I don't take care of my kids the way my mom took care of me, I just go with my gut and my experience. I never give a kid a single thing to drink (or ice to suck on) while they're still actively throwing up. Ever. Dehydration? Bring it. Because I know from experience that water in their stomach will make them throw up again, until they're done. Once they've gone about an hour without throwing up, I start in (gently) on the liquids. And when they've gone 2-3 hours on liquids without throwing up and are perking up again, I start in (gently) on the foods. I can almost always tell when they're over it, and when it isn't a danger anymore. Mack missed two meals yesterday and has eaten four little meals so far today. He also wants to play Wii, sigh.

Julie said...

I remember you talking about that while we were waiting for kids at cross country practice last summer, Grace. Pretty miserable and terrible timing on that, huh? Glad things worked out the way they did for your family, though.

Yah, Alyson, I figure there's more than one way to skin a cat. This is just my preferred method. I go this route for a couple reasons. First, because I think feeding them fluids at least gives them something to throw up--dry heaves and yellow bile is NASTY! Also, it gives me some peace of mind to know that at least I'm doing something. There was once when I was sick and throwing up. I started the ice chips and felt so much better almost immediately. I didn't throw up any more after that first time. It was such a relief.

Tonya said...

Blah! So sorry. It sounds really miserable!

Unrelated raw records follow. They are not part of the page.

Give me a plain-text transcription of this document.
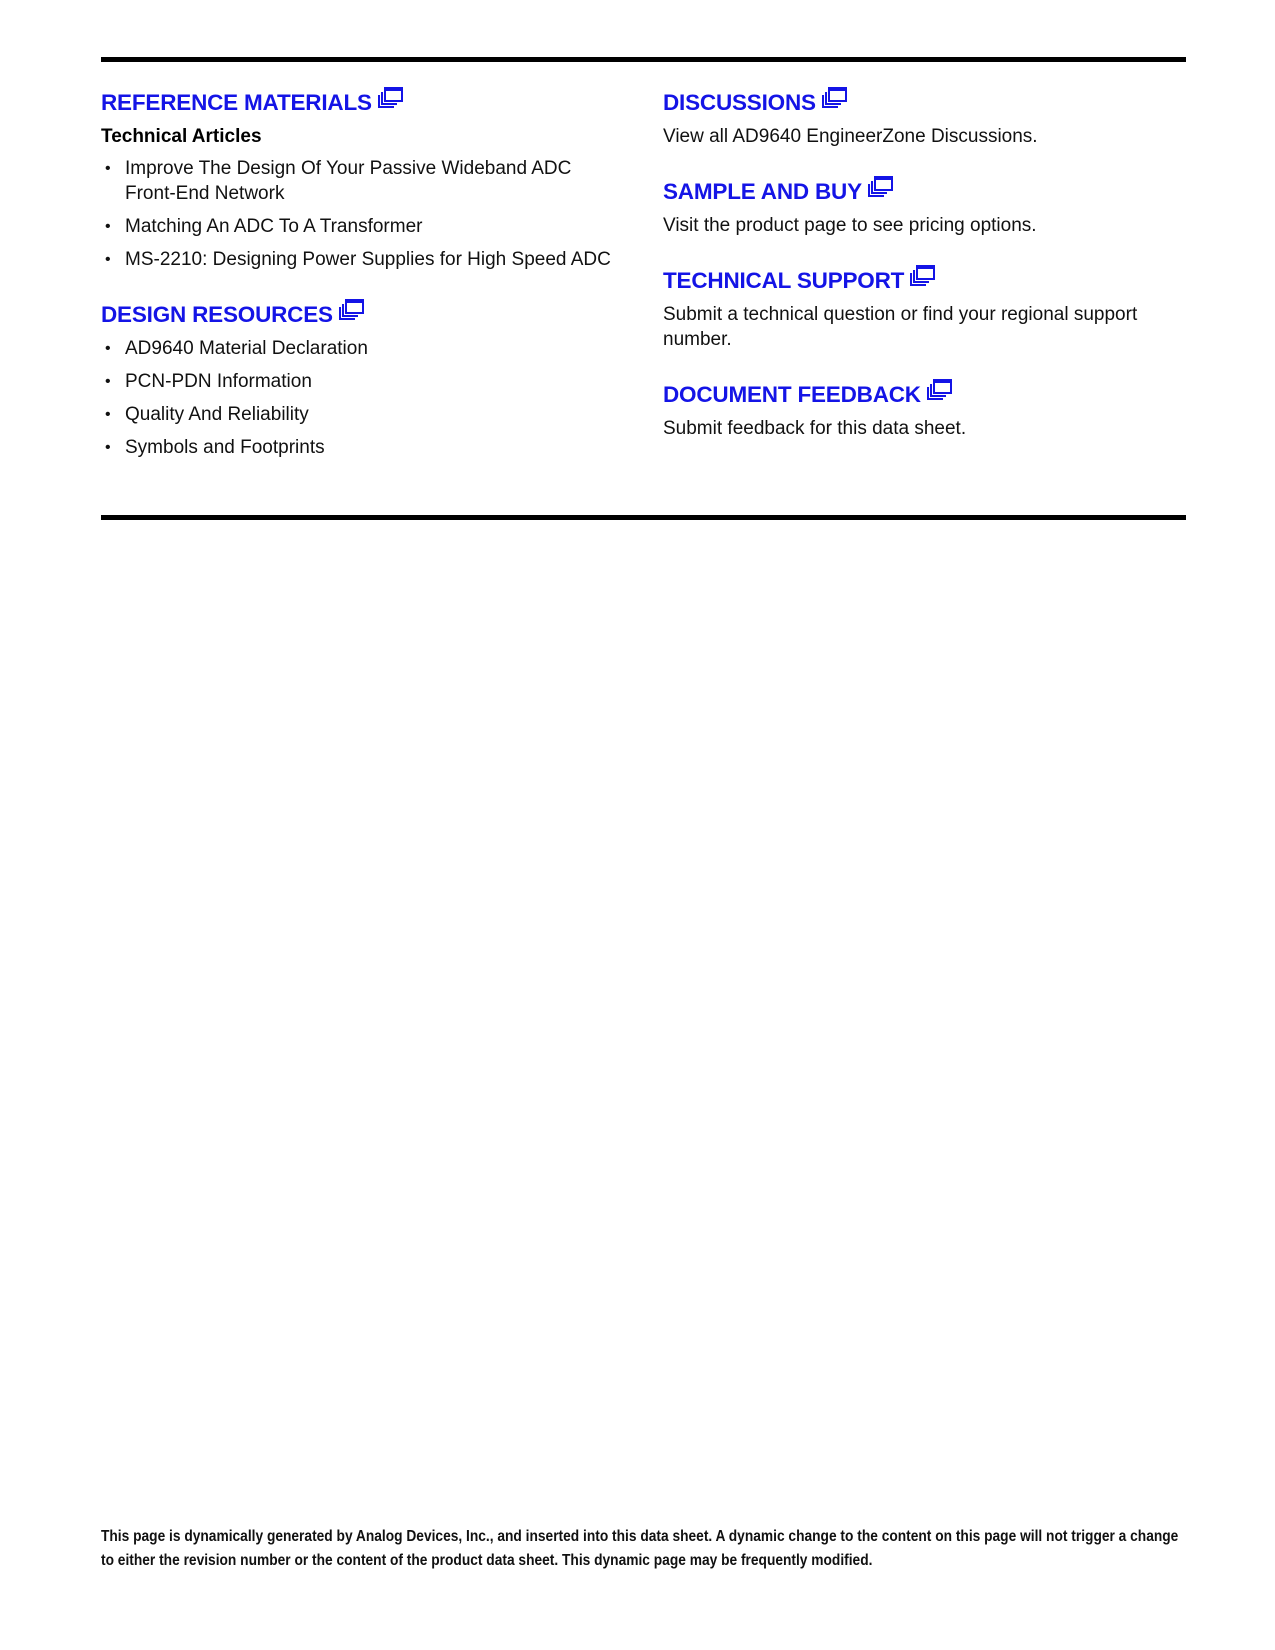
REFERENCE MATERIALS
Technical Articles
• Improve The Design Of Your Passive Wideband ADC Front-End Network
• Matching An ADC To A Transformer
• MS-2210: Designing Power Supplies for High Speed ADC
DESIGN RESOURCES
• AD9640 Material Declaration
• PCN-PDN Information
• Quality And Reliability
• Symbols and Footprints
DISCUSSIONS
View all AD9640 EngineerZone Discussions.
SAMPLE AND BUY
Visit the product page to see pricing options.
TECHNICAL SUPPORT
Submit a technical question or find your regional support number.
DOCUMENT FEEDBACK
Submit feedback for this data sheet.
This page is dynamically generated by Analog Devices, Inc., and inserted into this data sheet. A dynamic change to the content on this page will not trigger a change to either the revision number or the content of the product data sheet. This dynamic page may be frequently modified.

Nice tips you give...especially about the ice chips. That's one we haven't used before.

Ivy is funny before she throws up. She'll say in a panicked voice, "Mom, I need a drink!" and then BARF. Funny, huh!?! I wonder why she thinks she needs a drink?

But I've learned.

CuteT said...

I'm with you Julie! Vomiting on an empty stomach is almost the worst. I think it's tied with Orange Juice, they both burn bad.

And always having a bowl or big cup handy is crucial, otherwise when you try to hold it in, the surge will attempt to be expelled out the nostrils. Another incredibly un-fun experience!

Glad to hear the crew is on the mend.